Place of publication: Warszawa
Year of publication: 2013
Number of pages: 481
The Polish Yearbook of International Law (PYIL) is a scientific journal published since 1966. The major focus of the Yearbook is on public and private international law as well as European law. Each volume of the PYIL also includes legal bibliography of Polish authors publishing in the above areas.
The new volume (XXXII) includes an article by Prof. Sadurski on the problem of democratic legitimacy in the European Union. This is followed by Prof. Kwiecień’s article which enquires into the issue of sovereignty of States in the context of the legitimacy of international law. The article by Prof. Fitzmaurice explores the legal and philosophical concepts underlying the foundations of international environmental law (e.g. principles of the common heritage). In a very personal article (which sometimes sounds like real manifesto for environmental sustainability), Prof. Vieira discusses changes in system of global governance necessary to cope with the challenges connected with climate change. Prof. Wyrozumska analyses the practice of Polish courts with respect to attachment and debt enforcement from an embassy’s bank account. Other texts include an article on the rules of international law applicable to the sovereign debt crisis (by Prof. de Jonge); analysis of the recent ICC Lubanga Reparations Decision (Prof. Swart); assessment of the legality of overseas use of drones under the framework of European Convention of Human Rights (Drs. Bodnar and Pacho), and an article on the ICC’s practice with regard to arrest warrants (Dłubak).
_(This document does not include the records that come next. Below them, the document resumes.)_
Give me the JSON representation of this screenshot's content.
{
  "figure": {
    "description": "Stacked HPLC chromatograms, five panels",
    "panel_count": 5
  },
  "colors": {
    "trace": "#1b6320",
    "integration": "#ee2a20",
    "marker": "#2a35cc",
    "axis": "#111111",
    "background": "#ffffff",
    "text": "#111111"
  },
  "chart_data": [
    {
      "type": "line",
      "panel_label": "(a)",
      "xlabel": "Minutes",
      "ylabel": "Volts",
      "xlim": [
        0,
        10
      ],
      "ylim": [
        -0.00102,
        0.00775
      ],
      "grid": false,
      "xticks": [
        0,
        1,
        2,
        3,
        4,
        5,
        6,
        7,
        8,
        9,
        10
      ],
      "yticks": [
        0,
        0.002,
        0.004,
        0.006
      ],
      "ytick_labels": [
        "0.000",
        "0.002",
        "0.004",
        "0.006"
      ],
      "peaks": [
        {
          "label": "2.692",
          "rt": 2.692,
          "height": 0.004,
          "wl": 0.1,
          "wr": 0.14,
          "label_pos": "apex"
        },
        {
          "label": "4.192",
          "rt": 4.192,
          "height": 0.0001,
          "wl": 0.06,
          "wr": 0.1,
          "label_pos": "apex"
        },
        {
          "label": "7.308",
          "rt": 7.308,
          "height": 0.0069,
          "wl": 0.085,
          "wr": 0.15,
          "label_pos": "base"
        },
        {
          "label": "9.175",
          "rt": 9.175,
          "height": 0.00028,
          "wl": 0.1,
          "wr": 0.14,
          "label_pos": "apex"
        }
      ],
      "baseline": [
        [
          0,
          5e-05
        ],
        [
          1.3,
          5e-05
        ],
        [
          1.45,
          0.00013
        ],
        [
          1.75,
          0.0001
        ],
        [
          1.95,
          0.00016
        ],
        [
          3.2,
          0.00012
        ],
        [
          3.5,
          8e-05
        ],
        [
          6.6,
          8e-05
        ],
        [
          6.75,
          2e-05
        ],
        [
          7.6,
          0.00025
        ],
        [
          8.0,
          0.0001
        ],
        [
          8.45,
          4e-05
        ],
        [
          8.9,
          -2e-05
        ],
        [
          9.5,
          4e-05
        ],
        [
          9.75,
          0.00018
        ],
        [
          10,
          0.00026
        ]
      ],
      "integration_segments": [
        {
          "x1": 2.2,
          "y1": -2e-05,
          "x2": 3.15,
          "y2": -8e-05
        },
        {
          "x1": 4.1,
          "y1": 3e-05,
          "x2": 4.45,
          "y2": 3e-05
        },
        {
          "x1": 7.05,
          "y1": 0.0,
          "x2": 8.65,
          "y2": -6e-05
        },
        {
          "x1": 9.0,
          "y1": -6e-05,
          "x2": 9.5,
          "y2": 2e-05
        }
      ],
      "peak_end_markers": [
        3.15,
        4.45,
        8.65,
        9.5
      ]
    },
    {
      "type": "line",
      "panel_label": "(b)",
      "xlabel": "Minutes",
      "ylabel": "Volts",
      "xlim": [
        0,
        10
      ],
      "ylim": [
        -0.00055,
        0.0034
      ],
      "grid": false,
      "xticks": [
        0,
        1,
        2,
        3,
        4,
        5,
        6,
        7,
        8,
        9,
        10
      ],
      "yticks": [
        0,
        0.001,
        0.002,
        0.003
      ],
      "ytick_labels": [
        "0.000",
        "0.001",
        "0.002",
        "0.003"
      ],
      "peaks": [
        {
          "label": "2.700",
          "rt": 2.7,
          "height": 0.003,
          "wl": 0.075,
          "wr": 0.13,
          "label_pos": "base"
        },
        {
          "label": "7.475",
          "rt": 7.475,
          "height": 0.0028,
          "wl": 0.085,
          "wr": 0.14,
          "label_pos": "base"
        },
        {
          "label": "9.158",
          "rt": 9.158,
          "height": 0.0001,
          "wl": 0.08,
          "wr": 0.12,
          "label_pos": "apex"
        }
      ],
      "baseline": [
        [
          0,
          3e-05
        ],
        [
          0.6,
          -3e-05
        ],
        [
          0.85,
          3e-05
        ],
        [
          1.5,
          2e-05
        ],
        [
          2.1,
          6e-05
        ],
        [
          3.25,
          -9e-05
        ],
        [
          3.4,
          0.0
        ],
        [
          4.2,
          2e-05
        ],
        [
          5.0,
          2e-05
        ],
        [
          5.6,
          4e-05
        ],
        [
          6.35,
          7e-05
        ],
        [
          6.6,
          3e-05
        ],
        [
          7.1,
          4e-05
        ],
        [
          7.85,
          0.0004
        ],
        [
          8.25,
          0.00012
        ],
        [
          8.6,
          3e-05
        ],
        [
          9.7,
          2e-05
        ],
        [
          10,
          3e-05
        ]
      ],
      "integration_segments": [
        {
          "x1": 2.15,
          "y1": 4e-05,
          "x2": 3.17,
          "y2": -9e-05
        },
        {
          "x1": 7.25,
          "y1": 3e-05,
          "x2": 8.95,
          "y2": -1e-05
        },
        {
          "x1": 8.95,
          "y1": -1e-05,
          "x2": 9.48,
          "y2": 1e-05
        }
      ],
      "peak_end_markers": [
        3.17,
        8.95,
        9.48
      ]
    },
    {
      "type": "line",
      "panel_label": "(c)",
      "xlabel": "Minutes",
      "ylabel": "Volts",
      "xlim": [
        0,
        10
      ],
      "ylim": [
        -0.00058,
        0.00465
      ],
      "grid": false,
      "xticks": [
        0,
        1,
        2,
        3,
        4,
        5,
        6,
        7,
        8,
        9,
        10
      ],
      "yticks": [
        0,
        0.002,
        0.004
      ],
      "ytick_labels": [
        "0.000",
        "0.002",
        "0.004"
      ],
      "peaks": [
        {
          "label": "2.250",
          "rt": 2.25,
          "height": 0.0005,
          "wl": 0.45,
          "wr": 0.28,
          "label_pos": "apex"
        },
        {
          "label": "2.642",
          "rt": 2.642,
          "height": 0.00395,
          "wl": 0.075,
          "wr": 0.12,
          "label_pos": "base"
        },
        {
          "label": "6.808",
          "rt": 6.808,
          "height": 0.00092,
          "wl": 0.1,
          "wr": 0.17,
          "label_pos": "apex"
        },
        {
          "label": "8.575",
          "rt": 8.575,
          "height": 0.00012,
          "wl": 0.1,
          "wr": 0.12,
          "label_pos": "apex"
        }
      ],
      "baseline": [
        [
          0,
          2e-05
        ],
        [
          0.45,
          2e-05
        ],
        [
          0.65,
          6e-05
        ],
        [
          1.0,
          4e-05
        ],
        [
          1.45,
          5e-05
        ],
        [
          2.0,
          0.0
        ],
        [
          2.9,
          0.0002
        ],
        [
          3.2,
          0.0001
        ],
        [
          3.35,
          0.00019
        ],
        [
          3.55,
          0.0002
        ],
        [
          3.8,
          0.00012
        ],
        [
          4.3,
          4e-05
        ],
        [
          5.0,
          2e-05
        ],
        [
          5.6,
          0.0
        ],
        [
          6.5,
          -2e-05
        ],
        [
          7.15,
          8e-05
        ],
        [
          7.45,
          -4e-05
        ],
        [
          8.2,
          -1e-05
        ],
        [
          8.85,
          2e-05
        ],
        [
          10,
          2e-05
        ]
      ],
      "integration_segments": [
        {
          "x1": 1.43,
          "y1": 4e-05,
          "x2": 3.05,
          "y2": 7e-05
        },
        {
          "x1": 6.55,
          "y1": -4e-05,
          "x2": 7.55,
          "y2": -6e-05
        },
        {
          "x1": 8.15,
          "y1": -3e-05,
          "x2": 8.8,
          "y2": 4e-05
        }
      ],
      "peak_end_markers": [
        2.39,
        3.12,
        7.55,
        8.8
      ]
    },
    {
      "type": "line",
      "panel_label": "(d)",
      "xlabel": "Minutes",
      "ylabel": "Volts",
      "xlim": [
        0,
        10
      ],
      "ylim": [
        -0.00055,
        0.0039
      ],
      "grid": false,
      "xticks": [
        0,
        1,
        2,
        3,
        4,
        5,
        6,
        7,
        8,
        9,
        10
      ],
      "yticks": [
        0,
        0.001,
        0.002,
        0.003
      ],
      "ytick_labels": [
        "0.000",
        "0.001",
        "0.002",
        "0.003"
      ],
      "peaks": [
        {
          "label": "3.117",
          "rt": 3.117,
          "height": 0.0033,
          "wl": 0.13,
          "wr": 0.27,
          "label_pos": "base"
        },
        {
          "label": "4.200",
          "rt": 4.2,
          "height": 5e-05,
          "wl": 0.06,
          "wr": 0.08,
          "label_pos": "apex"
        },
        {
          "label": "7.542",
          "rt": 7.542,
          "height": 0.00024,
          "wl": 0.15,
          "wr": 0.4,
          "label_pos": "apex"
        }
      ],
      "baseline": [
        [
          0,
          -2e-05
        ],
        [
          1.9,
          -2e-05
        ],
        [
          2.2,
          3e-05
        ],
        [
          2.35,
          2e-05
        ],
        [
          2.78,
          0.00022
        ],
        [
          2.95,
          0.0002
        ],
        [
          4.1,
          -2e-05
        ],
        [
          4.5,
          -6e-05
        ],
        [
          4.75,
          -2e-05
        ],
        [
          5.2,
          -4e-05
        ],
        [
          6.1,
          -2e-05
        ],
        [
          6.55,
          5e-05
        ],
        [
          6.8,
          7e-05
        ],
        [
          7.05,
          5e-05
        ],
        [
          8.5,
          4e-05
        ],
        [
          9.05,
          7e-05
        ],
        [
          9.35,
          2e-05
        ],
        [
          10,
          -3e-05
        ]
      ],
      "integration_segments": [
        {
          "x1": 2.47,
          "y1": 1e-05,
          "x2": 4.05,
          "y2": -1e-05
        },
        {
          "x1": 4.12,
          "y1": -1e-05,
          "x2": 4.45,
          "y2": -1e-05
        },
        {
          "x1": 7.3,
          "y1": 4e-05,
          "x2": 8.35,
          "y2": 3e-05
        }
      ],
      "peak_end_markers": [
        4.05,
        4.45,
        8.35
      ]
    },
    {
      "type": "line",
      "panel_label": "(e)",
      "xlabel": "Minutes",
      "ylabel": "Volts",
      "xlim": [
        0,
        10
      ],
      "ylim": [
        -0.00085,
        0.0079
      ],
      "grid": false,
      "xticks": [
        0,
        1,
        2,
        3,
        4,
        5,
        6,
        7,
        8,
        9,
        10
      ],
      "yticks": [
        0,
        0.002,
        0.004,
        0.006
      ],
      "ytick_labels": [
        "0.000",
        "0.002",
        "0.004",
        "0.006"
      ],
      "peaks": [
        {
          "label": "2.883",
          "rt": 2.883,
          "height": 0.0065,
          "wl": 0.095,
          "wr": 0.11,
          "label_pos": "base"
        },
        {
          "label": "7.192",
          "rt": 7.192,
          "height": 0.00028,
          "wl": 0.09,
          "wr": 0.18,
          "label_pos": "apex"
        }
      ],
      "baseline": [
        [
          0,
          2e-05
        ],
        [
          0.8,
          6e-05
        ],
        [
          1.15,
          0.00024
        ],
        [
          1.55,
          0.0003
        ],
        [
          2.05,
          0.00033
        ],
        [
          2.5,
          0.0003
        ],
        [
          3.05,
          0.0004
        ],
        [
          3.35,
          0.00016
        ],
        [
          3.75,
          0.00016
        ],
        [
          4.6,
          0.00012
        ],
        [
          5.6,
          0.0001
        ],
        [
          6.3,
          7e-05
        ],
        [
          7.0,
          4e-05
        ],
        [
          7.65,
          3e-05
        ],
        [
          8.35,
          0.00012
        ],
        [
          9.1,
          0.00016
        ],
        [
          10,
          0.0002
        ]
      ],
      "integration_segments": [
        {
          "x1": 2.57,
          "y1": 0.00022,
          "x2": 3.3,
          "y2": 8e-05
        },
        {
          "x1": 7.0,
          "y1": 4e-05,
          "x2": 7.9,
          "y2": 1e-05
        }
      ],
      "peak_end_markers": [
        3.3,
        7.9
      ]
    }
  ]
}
The new volume also includes a series of articles presented at the conference “Limits of the Security Council Powers„, which was organized in Warsaw in January 2013 by ILA Poland in cooperation with the Institute of Law Studies. Prof. Arcari looks at the question of limits of Security Council powers as a problem of UN Charter interpretation; Prof. Fernandez Sola analyses the role of the European Union in the UN system (as a form of enforcement agency), and Prof. Richter inquires into the problem of judicial review of Security Council decisions. Two other contributions discuss the applicability to the Security Council of rules on the responsibility and accountability of international organizations (Prof. Sturma) and the obligations of the Security Council with respect to war crimes and genocide (Prof. Zimmermann).